До полноводья оставалась еще неделя, но снег в горах уже вовсю превращался в воду, в размазанный по кавказским склонам Ниагарский водопад, сметавший все на своем пути. Страшно подумать, что творилось в верховьях Мздимты. Наверное, горные потоки подхватывали как пушинку нехилые валуны и тащили их вниз, чтобы пристроить на столетие-другое на новом месте. На отрезке между устьем и Ачипсоу еще пробраться было возможно, но уже небезопасно. В узких местах река рычала диким зверем.
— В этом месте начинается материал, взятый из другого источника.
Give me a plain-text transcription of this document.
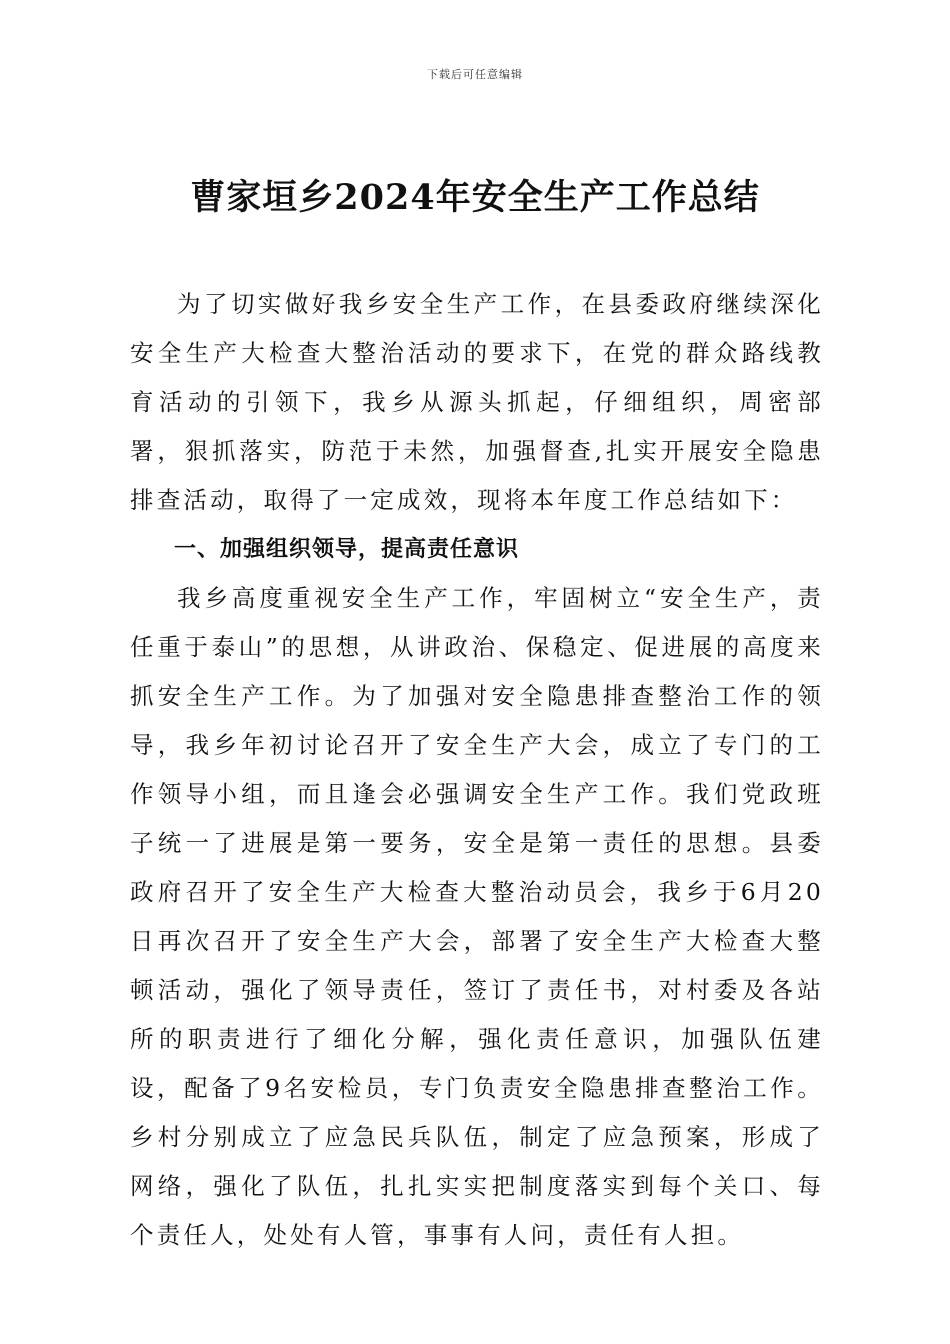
下载后可任意编辑
曹家垣乡2024年安全生产工作总结

为了切实做好我乡安全生产工作，在县委政府继续深化安全生产大检查大整治活动的要求下，在党的群众路线教育活动的引领下，我乡从源头抓起，仔细组织，周密部署，狠抓落实，防范于未然，加强督查,扎实开展安全隐患排查活动，取得了一定成效，现将本年度工作总结如下：

一、加强组织领导，提高责任意识

我乡高度重视安全生产工作，牢固树立“安全生产，责任重于泰山”的思想，从讲政治、保稳定、促进展的高度来抓安全生产工作。为了加强对安全隐患排查整治工作的领导，我乡年初讨论召开了安全生产大会，成立了专门的工作领导小组，而且逢会必强调安全生产工作。我们党政班子统一了进展是第一要务，安全是第一责任的思想。县委政府召开了安全生产大检查大整治动员会，我乡于6月20日再次召开了安全生产大会，部署了安全生产大检查大整顿活动，强化了领导责任，签订了责任书，对村委及各站所的职责进行了细化分解，强化责任意识，加强队伍建设，配备了9名安检员，专门负责安全隐患排查整治工作。乡村分别成立了应急民兵队伍，制定了应急预案，形成了网络，强化了队伍，扎扎实实把制度落实到每个关口、每个责任人，处处有人管，事事有人问，责任有人担。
Я помнил совсем другую дорогу на Красную поляну. Она пролегала верхами, вырубленная в скальной породе пленными-турками в годы Первой Мировой. Страшный узкий путь, отмеченный остовами свалившихся с приличной высоты автомобилей.

Быть может, медовеевцы не могли похвастать особым богатством, но безопасностью — однозначно. Горы надежно хранили их дом. А там, где они схалтурили, постарался человек. Рукотворные каменные завалы то и дело преграждали нам путь.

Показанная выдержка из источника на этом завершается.